“Testimone” del valore dell’esistenza. Ha fondato l’associazione Pro.di.gio.
“Anche se inchiodato alla carrozzina, era un cantore della vita senza limite, attento a donare speranza, tanto che era arricchente incontrarlo”. Tutti si sono ritrovati nelle parole con cui don Lino Zatelli, “suo” parroco a san Carlo di Trento ha salutato nel funerale di lunedì scorso Giuseppe Melchionna, per gli amici Pino, scomparso a 59 anni.
Tanti giovani trentini lo avevano visto salire in cattedra, con la sua carrozzina, negli incontri di prevenzione nelle scuole, a raccontare com’era cambiata la sua vita dopo l’incidente stradale che il 13 luglio 1979 lo aveva reso tetraplegico. “Non mettere mai a repentaglio la vostra vita – concludeva – non seguite l’effetto branco, non imitate il bulletto del gruppo o i modelli dei campioni spericolati esaltati dai media. La vita è unica e irripetibile, vale molto, molto di più”.
Dentro quelle mani prive di forza, sprigionava l’energia vitale di chi oltre un anno di ricovero dopo il trauma voleva testimoniare la scelta di vivere per gli altri. “Da quella lunga riabilitazione – ci spiegava in un’intervista per Vita Trentina – sono scaturite delle risorse anche per me inaspettate. Amo la vita, e soffro quando vedo che i giovani non ne sentono la responsabilità; è un dono – dico loro – del quale dobbiamo essere buoni amministratori”.
È diventato un paladino per tanti disabili e meno, ha bussato alle porte della politica e delle autorità locali per i diritti di chi non aveva voce, “mai fermo – come ha detto ancora don Lino -, sempre attento a stimolare, provocare positivamente, arricchire le istituzioni con le sue intuizioni profonde”.
Una era stata la creazione di una redazione allargata che arrivò – con l’aiuto di tanti giovani coinvolti attraverso il servizio civile in un cammino anche formativo – a pubblicare per molti anni la testata Pro.di.gio, acronimo che significava Progetto di Giornale.
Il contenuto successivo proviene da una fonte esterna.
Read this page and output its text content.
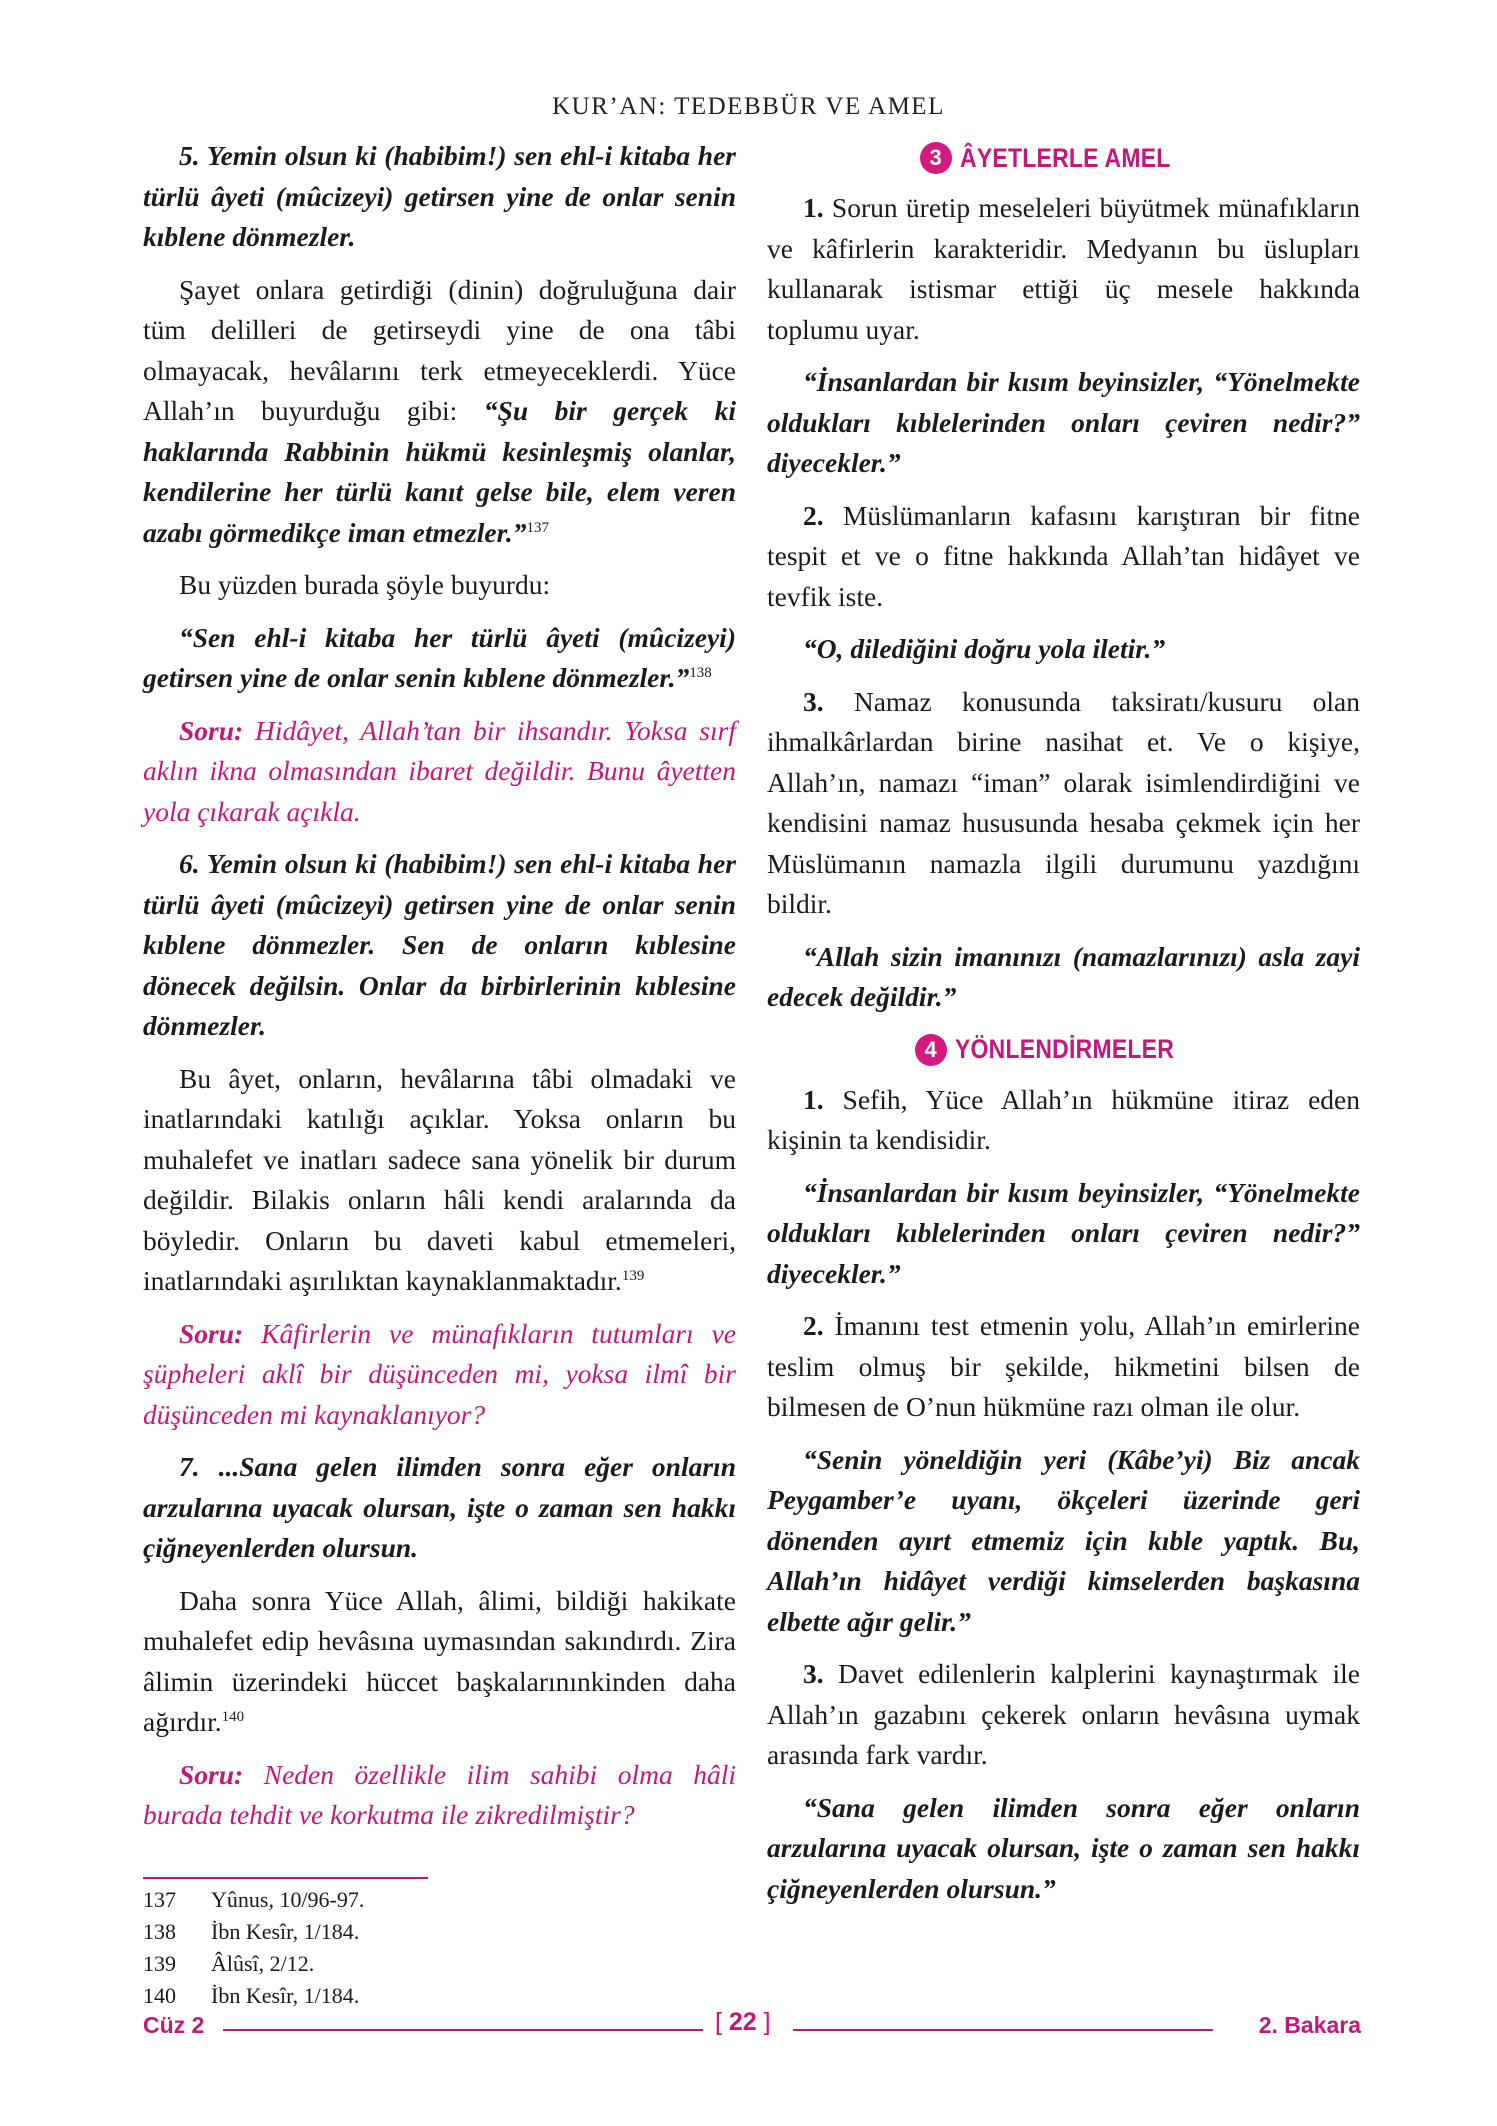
KUR’AN: TEDEBBÜR VE AMEL

5. Yemin olsun ki (habibim!) sen ehl-i kitaba her türlü âyeti (mûcizeyi) getirsen yine de onlar senin kıblene dönmezler.

Şayet onlara getirdiği (dinin) doğruluğuna dair tüm delilleri de getirseydi yine de ona tâbi olmayacak, hevâlarını terk etmeyeceklerdi. Yüce Allah’ın buyurduğu gibi: “Şu bir gerçek ki haklarında Rabbinin hükmü kesinleşmiş olanlar, kendilerine her türlü kanıt gelse bile, elem veren azabı görmedikçe iman etmezler.”$^{137}$

Bu yüzden burada şöyle buyurdu:

“Sen ehl-i kitaba her türlü âyeti (mûcizeyi) getirsen yine de onlar senin kıblene dönmezler.”$^{138}$

Soru: Hidâyet, Allah’tan bir ihsandır. Yoksa sırf aklın ikna olmasından ibaret değildir. Bunu âyetten yola çıkarak açıkla.

6. Yemin olsun ki (habibim!) sen ehl-i kitaba her türlü âyeti (mûcizeyi) getirsen yine de onlar senin kıblene dönmezler. Sen de onların kıblesine dönecek değilsin. Onlar da birbirlerinin kıblesine dönmezler.

Bu âyet, onların, hevâlarına tâbi olmadaki ve inatlarındaki katılığı açıklar. Yoksa onların bu muhalefet ve inatları sadece sana yönelik bir durum değildir. Bilakis onların hâli kendi aralarında da böyledir. Onların bu daveti kabul etmemeleri, inatlarındaki aşırılıktan kaynaklanmaktadır.$^{139}$

Soru: Kâfirlerin ve münafıkların tutumları ve şüpheleri aklî bir düşünceden mi, yoksa ilmî bir düşünceden mi kaynaklanıyor?

7. ...Sana gelen ilimden sonra eğer onların arzularına uyacak olursan, işte o zaman sen hakkı çiğneyenlerden olursun.

Daha sonra Yüce Allah, âlimi, bildiği hakikate muhalefet edip hevâsına uymasından sakındırdı. Zira âlimin üzerindeki hüccet başkalarınınkinden daha ağırdır.$^{140}$

Soru: Neden özellikle ilim sahibi olma hâli burada tehdit ve korkutma ile zikredilmiştir?

3 ÂYETLERLE AMEL

1. Sorun üretip meseleleri büyütmek münafıkların ve kâfirlerin karakteridir. Medyanın bu üslupları kullanarak istismar ettiği üç mesele hakkında toplumu uyar.

“İnsanlardan bir kısım beyinsizler, “Yönelmekte oldukları kıblelerinden onları çeviren nedir?” diyecekler.”

2. Müslümanların kafasını karıştıran bir fitne tespit et ve o fitne hakkında Allah’tan hidâyet ve tevfik iste.

“O, dilediğini doğru yola iletir.”

3. Namaz konusunda taksiratı/kusuru olan ihmalkârlardan birine nasihat et. Ve o kişiye, Allah’ın, namazı “iman” olarak isimlendirdiğini ve kendisini namaz hususunda hesaba çekmek için her Müslümanın namazla ilgili durumunu yazdığını bildir.

“Allah sizin imanınızı (namazlarınızı) asla zayi edecek değildir.”

4 YÖNLENDİRMELER

1. Sefih, Yüce Allah’ın hükmüne itiraz eden kişinin ta kendisidir.

“İnsanlardan bir kısım beyinsizler, “Yönelmekte oldukları kıblelerinden onları çeviren nedir?” diyecekler.”

2. İmanını test etmenin yolu, Allah’ın emirlerine teslim olmuş bir şekilde, hikmetini bilsen de bilmesen de O’nun hükmüne razı olman ile olur.

“Senin yöneldiğin yeri (Kâbe’yi) Biz ancak Peygamber’e uyanı, ökçeleri üzerinde geri dönenden ayırt etmemiz için kıble yaptık. Bu, Allah’ın hidâyet verdiği kimselerden başkasına elbette ağır gelir.”

3. Davet edilenlerin kalplerini kaynaştırmak ile Allah’ın gazabını çekerek onların hevâsına uymak arasında fark vardır.

“Sana gelen ilimden sonra eğer onların arzularına uyacak olursan, işte o zaman sen hakkı çiğneyenlerden olursun.”

137	Yûnus, 10/96-97.
138	İbn Kesîr, 1/184.
139	Âlûsî, 2/12.
140	İbn Kesîr, 1/184.
Cüz 2	[ 22 ]	2. Bakara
Un periodico davvero stimolante e unico, collegiale ma diretto da Pino, che riusciva anche a coinvolgere tanti colleghi come noi per dare voce a chi aveva meno voce. “Considerava prodigio anche la vita – ha ricordato don Lino – nutrita da una fede quotidiana e necessaria, mai bigotta, nutrita dall’Eucaristia domenicale”.
In una delle tante testimonianze per Vita Trentina o per la radio ci aveva confidato: “Se prima dell’incidente ero un cristiano appena praticante, dopo Dio è diventato come il filo conduttore della mia vita. Attraverso la famiglia e gli amici – ho imparato che quelli veri si contano sulle dita di una mano – ho ritrovato fiducia. E l'itinerario spirituale mi ha aiutato ad accettare questo misterioso disegno di Dio sopra di me. Un passo importante è stato scendere ad un compromesso con il mio limite; gli ho permesso di impadronirsi del mio corpo, ma non gli ho concesso la vittoria su di me".
Sulle tante lettere, mail, telefonate che gli arrivavano diceva: "Non ci avevo mai pensato prima, ma ho sentito che Dio poteva servirsi di una persona qualunque come me per raggiungere altri giovani. Per dare speranza nelle prove difficili. Vedo troppi giovani zombie in giro, mi fanno tanta tristezza. La mia storia colpisce gli studenti, ma non voglio che sembri una paternale. Vorrei incontrare i loro bisogni più autentici, testimoniare che è possibile uno stile di vita diverso, positivo, allegro, senza dover ricorrere alla birra o ai grappini".
Ai giovani spiegava che "la vita non è come un videogioco, dove anche dopo la scritta ‘game over’, gioco finito, puoi sempre ricominciare. La vita ci è stata donata una sola volta, non dobbiamo buttarla via".
A conclusione dell’omelia il parroco ha osservato che per Pino si è realizzata la parola di Gesù: “Alzati e va, la tua fede ti ha salvato. Giuseppe si è alzato, la sua fede lo ha salvato”.